Missouri is ranked second nationally in both the Associated Press and the coaches’ polls.

Is it warranted?

(Gary Parrish takes a closer look at some of the more curious voting in the polls in his always-interesting weekly look at such issues.)

This was billed as the Season for the Great Teams. But more than midway through, most of those highly touted teams - namely North Carolina and Ohio State - have stumbled a bit more than expected.

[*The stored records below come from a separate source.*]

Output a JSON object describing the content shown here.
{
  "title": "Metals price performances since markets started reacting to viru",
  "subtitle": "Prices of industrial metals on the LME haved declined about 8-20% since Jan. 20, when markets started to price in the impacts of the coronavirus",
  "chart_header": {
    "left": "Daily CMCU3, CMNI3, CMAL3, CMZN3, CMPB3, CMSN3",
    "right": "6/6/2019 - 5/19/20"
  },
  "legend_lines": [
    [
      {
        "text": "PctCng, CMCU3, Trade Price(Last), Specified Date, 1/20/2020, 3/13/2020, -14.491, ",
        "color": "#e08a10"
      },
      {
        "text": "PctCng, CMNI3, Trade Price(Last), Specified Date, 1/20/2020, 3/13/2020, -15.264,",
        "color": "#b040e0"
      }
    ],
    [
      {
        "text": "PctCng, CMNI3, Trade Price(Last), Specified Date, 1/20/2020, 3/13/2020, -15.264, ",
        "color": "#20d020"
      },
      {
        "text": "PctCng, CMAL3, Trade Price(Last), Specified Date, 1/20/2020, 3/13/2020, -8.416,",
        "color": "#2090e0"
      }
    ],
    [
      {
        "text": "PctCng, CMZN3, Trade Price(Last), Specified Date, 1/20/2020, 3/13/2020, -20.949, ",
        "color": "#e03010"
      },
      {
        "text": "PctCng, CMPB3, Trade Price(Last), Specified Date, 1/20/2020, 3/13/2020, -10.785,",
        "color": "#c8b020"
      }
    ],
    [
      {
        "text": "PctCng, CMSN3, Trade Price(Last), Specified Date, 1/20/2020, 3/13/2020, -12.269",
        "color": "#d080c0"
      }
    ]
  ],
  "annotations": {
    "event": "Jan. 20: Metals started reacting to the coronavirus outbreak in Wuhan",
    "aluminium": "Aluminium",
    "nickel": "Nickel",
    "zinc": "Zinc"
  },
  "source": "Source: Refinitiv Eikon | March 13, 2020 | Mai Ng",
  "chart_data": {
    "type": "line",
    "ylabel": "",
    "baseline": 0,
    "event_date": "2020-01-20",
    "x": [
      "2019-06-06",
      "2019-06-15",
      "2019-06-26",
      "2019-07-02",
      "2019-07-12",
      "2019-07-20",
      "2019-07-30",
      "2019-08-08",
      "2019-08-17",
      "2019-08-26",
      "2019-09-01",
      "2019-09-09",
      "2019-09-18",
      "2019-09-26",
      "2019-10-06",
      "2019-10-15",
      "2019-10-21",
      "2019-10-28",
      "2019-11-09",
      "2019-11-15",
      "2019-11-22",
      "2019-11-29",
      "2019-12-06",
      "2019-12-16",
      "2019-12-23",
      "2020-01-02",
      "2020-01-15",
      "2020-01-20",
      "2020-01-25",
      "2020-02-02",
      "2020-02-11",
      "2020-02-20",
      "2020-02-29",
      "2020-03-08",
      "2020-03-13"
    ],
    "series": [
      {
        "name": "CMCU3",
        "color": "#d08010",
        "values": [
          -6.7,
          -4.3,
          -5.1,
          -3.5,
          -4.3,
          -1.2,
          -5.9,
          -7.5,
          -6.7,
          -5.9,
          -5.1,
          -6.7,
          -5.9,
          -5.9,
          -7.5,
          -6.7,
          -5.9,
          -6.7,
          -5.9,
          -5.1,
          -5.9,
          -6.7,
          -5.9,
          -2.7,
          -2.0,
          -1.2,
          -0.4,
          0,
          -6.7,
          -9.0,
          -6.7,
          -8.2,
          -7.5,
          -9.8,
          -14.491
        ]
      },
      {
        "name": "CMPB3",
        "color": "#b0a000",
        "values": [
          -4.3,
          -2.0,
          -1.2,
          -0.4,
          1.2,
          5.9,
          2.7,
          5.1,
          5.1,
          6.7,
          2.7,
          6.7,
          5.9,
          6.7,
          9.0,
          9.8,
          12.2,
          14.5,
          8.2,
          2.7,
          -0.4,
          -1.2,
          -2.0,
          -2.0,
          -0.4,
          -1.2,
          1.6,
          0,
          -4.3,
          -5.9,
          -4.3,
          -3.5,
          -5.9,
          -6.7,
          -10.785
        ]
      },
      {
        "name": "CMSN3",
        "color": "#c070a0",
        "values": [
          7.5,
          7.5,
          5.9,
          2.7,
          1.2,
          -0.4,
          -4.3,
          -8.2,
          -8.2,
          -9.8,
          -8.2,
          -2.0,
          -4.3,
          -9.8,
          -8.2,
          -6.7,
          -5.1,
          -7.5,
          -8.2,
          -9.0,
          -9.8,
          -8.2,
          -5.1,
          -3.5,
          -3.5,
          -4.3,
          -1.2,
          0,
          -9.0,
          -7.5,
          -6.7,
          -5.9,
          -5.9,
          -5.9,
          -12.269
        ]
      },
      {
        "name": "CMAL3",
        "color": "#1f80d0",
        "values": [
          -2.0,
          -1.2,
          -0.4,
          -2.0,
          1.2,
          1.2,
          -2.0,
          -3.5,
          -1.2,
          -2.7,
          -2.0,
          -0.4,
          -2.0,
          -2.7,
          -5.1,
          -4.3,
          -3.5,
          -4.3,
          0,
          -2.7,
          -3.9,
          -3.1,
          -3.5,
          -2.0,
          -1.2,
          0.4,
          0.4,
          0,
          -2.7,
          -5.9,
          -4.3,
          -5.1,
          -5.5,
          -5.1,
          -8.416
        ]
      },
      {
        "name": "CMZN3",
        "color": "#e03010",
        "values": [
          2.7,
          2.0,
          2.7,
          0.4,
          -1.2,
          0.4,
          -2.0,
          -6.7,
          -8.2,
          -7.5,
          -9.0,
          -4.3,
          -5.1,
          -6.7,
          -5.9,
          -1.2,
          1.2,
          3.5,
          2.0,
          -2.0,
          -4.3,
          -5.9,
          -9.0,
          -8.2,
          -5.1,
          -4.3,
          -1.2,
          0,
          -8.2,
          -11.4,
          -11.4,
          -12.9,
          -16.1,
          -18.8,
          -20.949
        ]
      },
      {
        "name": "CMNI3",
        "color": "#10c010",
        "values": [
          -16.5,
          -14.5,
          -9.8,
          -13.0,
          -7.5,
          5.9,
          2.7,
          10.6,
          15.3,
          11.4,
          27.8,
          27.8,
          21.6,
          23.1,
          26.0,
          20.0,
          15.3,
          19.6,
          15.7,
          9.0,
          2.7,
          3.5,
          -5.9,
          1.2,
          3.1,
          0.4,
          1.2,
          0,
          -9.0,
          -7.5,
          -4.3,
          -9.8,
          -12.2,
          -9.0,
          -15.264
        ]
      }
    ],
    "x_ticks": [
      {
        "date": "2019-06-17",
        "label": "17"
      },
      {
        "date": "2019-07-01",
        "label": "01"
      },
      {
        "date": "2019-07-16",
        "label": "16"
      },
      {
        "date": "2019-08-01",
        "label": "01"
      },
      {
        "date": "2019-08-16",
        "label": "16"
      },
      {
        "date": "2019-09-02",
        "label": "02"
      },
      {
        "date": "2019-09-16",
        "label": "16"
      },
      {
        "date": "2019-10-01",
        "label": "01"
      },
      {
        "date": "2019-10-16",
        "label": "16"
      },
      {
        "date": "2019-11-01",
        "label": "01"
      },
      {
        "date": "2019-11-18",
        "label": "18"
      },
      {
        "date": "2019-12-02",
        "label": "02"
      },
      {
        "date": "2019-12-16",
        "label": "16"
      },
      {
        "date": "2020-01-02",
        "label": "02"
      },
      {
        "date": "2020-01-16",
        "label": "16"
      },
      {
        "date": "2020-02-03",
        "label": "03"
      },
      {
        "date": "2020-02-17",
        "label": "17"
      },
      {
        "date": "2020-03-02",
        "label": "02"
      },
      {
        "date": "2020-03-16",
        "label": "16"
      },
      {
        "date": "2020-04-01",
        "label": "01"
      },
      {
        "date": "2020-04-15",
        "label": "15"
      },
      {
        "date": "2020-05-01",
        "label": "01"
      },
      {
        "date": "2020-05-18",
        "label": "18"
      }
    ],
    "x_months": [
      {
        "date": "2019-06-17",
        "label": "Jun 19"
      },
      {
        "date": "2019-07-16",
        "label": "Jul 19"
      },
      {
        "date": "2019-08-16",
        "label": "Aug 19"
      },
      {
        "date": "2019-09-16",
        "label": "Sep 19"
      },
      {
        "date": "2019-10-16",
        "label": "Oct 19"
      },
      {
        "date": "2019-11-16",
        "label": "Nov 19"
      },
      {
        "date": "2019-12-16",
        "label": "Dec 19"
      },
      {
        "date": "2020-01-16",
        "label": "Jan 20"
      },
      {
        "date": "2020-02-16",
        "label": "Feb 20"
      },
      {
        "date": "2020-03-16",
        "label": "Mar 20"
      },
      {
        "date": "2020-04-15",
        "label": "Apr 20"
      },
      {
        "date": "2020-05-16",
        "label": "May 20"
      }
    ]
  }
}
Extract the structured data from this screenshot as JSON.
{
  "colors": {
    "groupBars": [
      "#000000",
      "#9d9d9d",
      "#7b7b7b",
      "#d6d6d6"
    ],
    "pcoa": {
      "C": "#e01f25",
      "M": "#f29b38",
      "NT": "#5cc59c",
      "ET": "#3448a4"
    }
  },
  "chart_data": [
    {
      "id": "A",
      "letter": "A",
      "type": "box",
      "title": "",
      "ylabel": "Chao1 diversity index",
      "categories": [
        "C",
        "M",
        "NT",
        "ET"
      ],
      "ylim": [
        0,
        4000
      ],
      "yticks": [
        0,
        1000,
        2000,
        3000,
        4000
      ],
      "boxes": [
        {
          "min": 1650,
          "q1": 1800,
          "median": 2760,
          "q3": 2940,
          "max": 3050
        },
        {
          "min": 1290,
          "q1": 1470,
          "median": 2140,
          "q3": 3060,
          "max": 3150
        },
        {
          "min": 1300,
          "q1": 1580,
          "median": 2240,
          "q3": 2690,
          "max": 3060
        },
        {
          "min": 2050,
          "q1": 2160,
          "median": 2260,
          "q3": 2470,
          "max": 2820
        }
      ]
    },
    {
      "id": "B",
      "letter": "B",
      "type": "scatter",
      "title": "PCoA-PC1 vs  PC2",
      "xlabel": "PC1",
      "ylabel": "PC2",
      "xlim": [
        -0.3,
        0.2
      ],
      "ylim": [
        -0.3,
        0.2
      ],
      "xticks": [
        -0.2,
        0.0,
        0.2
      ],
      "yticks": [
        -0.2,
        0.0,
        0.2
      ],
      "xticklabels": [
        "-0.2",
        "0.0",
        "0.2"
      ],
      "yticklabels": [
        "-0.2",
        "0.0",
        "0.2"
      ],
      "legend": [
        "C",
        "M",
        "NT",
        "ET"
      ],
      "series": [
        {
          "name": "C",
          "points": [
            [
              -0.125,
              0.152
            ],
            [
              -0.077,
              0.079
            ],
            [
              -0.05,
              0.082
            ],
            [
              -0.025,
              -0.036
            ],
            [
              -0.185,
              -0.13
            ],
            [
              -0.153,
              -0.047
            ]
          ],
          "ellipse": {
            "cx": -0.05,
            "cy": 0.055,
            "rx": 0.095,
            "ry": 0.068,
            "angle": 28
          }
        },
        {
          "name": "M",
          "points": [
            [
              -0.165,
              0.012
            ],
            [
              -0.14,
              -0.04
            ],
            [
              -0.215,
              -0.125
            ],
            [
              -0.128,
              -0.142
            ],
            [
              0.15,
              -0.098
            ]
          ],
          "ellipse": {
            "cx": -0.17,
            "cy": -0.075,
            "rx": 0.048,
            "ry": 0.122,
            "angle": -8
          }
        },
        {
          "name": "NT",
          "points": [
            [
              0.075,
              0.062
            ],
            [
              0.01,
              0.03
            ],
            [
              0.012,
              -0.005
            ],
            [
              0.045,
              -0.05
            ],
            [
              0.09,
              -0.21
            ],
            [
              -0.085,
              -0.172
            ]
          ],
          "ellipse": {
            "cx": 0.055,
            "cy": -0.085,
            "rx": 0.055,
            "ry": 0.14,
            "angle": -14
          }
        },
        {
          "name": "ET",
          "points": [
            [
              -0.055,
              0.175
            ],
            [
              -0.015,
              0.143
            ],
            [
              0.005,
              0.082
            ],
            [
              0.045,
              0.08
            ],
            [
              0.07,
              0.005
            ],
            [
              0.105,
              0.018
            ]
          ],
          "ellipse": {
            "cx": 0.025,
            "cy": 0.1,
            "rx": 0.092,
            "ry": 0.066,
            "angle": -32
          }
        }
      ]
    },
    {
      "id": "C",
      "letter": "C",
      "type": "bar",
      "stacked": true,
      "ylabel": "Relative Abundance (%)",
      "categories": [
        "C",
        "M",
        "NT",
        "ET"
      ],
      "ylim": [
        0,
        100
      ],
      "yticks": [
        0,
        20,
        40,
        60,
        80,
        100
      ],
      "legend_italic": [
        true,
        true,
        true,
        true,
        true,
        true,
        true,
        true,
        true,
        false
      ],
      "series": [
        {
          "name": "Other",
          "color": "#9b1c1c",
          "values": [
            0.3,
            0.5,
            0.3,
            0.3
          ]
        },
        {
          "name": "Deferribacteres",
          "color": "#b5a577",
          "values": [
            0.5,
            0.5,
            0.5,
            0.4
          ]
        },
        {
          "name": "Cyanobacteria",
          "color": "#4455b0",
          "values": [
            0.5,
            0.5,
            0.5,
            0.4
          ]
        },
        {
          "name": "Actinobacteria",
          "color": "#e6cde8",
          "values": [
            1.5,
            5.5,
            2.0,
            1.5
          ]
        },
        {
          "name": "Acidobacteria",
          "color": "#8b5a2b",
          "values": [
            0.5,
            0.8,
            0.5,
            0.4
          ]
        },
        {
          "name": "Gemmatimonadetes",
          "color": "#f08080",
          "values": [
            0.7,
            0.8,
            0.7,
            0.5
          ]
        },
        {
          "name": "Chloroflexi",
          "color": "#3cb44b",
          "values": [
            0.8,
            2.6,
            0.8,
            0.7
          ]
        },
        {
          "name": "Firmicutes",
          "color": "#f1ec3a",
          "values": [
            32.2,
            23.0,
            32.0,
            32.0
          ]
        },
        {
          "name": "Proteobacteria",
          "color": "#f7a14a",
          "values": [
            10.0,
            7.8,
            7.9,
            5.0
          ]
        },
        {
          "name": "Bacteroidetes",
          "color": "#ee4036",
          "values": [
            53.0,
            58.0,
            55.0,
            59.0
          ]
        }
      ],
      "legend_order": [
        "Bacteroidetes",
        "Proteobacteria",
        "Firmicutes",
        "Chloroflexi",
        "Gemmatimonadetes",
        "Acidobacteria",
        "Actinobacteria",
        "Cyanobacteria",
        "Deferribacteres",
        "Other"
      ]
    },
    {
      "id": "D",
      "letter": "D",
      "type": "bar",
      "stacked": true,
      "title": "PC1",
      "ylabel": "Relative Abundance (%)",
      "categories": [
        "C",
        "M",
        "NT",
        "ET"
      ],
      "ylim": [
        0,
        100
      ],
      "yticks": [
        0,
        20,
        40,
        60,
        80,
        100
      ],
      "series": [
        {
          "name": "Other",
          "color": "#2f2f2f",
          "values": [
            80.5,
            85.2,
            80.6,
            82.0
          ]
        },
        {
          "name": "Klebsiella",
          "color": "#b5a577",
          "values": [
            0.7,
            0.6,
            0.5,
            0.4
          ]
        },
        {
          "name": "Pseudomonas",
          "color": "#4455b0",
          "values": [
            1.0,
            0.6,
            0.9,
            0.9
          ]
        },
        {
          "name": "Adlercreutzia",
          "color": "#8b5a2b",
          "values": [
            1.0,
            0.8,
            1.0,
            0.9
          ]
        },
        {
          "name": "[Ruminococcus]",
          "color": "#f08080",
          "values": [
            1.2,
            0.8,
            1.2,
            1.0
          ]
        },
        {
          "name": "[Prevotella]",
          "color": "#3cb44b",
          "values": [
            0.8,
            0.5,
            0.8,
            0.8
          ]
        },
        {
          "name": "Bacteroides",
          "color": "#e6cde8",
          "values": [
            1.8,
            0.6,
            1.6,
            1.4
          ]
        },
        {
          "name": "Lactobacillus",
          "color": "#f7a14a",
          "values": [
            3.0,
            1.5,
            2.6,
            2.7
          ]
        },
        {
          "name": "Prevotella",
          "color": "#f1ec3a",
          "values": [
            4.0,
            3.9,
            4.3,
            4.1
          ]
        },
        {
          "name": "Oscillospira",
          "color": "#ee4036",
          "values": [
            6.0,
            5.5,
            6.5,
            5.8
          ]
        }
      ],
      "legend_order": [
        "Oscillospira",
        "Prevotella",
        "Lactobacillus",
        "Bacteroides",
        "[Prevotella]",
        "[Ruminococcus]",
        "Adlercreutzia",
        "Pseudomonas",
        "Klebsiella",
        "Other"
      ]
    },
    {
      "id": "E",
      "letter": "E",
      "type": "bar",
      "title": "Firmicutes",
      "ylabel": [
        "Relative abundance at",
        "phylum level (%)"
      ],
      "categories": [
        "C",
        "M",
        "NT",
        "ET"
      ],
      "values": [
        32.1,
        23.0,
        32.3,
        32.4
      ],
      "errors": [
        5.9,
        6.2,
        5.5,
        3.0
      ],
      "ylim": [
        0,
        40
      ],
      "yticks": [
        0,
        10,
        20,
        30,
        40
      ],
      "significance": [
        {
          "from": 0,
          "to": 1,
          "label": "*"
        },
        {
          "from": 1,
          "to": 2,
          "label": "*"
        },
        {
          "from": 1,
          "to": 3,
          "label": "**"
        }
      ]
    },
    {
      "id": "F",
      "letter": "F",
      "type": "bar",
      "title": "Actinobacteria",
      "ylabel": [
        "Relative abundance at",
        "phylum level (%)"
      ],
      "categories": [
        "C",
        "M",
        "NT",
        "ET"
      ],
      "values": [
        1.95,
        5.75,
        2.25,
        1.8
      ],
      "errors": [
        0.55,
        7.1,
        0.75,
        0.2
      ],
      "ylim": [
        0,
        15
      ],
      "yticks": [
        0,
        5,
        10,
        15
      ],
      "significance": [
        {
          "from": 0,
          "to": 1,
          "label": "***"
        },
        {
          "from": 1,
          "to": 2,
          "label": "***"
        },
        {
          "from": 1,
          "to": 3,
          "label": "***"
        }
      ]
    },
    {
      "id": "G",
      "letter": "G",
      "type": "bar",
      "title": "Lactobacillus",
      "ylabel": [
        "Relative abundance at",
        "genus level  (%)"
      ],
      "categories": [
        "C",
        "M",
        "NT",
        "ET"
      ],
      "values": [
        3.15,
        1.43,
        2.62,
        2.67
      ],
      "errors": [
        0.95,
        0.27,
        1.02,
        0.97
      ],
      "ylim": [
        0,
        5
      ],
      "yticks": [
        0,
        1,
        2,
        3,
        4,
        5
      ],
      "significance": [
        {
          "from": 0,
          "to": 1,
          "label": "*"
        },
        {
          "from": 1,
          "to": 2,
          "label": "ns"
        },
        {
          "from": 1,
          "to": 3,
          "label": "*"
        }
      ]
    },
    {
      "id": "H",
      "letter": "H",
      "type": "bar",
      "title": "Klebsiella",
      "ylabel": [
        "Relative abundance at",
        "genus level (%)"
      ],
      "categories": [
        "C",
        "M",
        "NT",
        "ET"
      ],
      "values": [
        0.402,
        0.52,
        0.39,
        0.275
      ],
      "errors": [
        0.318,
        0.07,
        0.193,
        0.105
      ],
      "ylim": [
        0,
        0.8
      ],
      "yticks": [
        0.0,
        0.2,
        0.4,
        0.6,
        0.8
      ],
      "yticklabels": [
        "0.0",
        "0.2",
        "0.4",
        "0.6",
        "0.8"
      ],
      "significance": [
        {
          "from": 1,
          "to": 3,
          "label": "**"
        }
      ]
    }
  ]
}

Missouri’s lone defeat came at Kansas State on Jan. 7. The Tigers’ best victory came, obviously, this past weekend in Waco, Tex. They have also beaten a good Illinois team and a decent California team on neutral courts. Their nonconference strength of schedule is 268th nationally, in part I believe because two usually formidable opponents, Notre Dame and Villanova, have disappointed to varying degrees this season.

Haith’s team is an extremely efficient offensive basketball team. In fact, efficiency guru Ken Pomeroy has Missouri ranked first nationally in offensive adjusted efficiency. No team in the nation shoots better inside the three-point arc, where the Tigers make 57.6 percent of their attempts.

Missouri is one of the nation’s more experienced teams. And it’s commonly known that the Tigers are among the nation’s shortest teams. They rank 301st in average height, for what it’s worth. It was something they certainly overcame at Baylor.

Personally, I would give second place to Syracuse, whose only loss (Notre Dame) came without Fab Melo. More than that, the Orange has played the nation’s third-ranked schedule. But I won’t quibble with any second-place votes for Missouri, whose coach has proved many critics wrong.